Not coincidentally, hate crimes against refugees, immigrants, Muslims, and Jews have increased in recent years. Of the hate crimes motivated by religious bias in the U.S., annual reports year after year show well over half are anti-Jewish. 

And since the creation of the State of Israel, the Jewish state and Jews collectively have become targets of anti-Zionist extremists on the far-left and in parts of the Muslim world, which in some places has led to a mainstreaming of antisemitism.

For example, in the United Kingdom, former Labour Party leader Jeremy Corbyn’s contempt for Israel had a clear trickle-down effect. In a matter of just five years—his tenure at the party’s helm—Zionist became a code word for Jew and antisemitism permeated the party. A number of British Jews renounced their longtime Labour Party allegiance. In 2021, Corbyn was suspended from the party when an independent government report corroborated widespread allegations of antisemitism within its ranks.

Corbyn’s “friends,” which is what he once called Hamas and Hezbollah in 2009, echo his anti-Zionism, and use it to justify their militant religious extremism.

Bringing an end to the Jewish state and creating an Islamic state from the Jordan River to the Mediterranean Sea are the primary goals of groups like Hamas and Hezbollah whose views are rooted in Islamist ideology.

Some have warned that America’s Democratic Party is headed down the same trajectory as the Labour Party. Here in the U.S., regardless of the issue—gay rights, climate change, foreign policy with another nation—far-left activists often find a way to incriminate Israel. Anti-Israel activists even blamed Israel for American police brutality, by claiming that Israeli police train American police to promote and extend discriminatory and repressive policing practices, including racial profiling. This antisemitic and false claim, known as Deadly Exchange, argues Israeli and U.S. law enforcement exchange security practices and ideologies to purposely target people of color.

In actuality, the exchanges hosted by the Israel National Police focus on effective counterterrorism techniques. There is no field training involved, no training on chokeholds, and no instruction on racial profiling.

For Jews to participate in progressive causes today, many are first asked to renounce their Zionism, completely disregarding the fact that the majority of Jews in the U.S. and around the world have historical, religious, or cultural connections to Israel.  Asking only Jews – and no other group—to renounce part of their identity and/or take a position on a foreign conflict is a double standard and a form of anti-Jewish discrimination.
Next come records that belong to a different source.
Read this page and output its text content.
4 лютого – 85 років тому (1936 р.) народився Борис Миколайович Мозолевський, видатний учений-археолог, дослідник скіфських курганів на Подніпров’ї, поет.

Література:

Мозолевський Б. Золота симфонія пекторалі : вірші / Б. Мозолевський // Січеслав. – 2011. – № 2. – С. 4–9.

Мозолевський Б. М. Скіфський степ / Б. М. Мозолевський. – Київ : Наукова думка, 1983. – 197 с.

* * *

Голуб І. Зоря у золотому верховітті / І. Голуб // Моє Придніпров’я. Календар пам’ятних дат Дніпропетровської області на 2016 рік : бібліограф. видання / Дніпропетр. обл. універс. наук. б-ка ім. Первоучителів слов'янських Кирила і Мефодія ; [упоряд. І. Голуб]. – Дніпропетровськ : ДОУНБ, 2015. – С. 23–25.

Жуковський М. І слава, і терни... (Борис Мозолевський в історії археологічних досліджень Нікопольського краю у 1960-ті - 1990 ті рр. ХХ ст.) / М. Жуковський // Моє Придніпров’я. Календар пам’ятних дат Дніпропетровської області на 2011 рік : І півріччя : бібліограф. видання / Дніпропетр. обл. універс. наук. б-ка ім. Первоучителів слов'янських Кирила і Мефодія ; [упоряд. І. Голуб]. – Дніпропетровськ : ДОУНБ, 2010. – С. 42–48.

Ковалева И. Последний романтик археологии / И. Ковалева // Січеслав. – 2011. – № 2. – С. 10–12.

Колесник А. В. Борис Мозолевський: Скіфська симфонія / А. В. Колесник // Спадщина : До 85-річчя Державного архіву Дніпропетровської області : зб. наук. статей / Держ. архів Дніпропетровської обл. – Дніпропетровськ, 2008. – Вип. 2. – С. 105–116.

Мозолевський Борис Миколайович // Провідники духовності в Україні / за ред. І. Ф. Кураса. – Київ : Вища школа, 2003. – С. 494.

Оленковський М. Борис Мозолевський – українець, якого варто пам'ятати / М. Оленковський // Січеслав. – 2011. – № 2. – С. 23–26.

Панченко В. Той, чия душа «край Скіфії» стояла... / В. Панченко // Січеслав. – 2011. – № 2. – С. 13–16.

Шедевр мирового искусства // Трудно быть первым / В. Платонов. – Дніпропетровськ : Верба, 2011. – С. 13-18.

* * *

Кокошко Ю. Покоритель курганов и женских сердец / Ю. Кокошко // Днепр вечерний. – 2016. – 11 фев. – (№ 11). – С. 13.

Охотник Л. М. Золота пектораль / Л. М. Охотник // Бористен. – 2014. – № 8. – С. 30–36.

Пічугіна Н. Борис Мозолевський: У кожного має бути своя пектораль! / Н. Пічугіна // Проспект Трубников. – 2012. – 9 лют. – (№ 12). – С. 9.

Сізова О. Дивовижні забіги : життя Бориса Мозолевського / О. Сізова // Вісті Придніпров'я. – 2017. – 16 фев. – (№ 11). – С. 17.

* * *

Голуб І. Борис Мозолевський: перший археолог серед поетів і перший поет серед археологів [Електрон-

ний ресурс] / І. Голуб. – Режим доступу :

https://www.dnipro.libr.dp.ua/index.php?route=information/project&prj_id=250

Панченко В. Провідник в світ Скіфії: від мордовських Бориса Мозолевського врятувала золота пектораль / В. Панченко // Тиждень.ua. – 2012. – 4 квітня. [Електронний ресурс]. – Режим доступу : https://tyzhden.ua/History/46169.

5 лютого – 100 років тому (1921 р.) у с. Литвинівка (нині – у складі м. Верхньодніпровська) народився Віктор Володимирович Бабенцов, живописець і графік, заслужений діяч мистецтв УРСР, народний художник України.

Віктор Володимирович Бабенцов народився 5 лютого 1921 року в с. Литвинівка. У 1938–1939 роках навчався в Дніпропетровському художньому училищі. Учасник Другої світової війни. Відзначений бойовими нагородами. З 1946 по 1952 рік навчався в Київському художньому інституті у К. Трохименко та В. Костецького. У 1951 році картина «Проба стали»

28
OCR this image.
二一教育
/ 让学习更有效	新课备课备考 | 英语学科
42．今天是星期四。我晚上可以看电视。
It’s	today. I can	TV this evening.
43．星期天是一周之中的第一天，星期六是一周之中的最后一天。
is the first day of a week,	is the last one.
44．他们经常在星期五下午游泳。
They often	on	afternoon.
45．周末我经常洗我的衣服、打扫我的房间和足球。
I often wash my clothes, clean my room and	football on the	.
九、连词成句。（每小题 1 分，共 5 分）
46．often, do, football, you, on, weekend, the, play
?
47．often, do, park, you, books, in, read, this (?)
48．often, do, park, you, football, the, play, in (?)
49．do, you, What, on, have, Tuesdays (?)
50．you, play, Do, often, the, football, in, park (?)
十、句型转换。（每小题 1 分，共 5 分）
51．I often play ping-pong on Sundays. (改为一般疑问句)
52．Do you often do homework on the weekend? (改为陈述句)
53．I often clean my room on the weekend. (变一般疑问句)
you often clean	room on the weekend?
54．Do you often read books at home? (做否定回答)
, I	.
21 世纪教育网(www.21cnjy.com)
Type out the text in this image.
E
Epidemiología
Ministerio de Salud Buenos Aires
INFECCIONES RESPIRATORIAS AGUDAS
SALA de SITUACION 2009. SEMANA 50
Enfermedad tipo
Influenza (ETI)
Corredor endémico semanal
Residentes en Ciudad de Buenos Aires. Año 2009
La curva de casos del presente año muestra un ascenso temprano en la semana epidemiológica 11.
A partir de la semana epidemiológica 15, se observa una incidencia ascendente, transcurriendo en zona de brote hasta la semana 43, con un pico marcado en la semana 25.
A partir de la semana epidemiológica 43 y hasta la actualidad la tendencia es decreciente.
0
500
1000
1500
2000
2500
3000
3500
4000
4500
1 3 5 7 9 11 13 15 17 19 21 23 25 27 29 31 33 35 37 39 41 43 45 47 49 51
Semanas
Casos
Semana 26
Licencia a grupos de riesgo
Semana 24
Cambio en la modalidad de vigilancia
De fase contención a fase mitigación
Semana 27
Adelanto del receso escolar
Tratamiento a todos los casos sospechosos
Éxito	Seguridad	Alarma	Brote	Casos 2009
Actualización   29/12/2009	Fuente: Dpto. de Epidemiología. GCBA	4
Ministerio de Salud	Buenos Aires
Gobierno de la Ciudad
Similarly, during a conflict between Israel and Gaza in May 2021, American Jews were attacked on the streets under the presumption that they were on Israel’s side. To make the conflict more relatable to Americans engaged in the Black Lives Matter movement, some activists have racialized the Israeli-Palestinian conflict, viewing it through a neo-Marxist binary lens of oppressor vs. oppressed. In reality, it is a political conflict between two peoples with competing national goals—and should be addressed as such.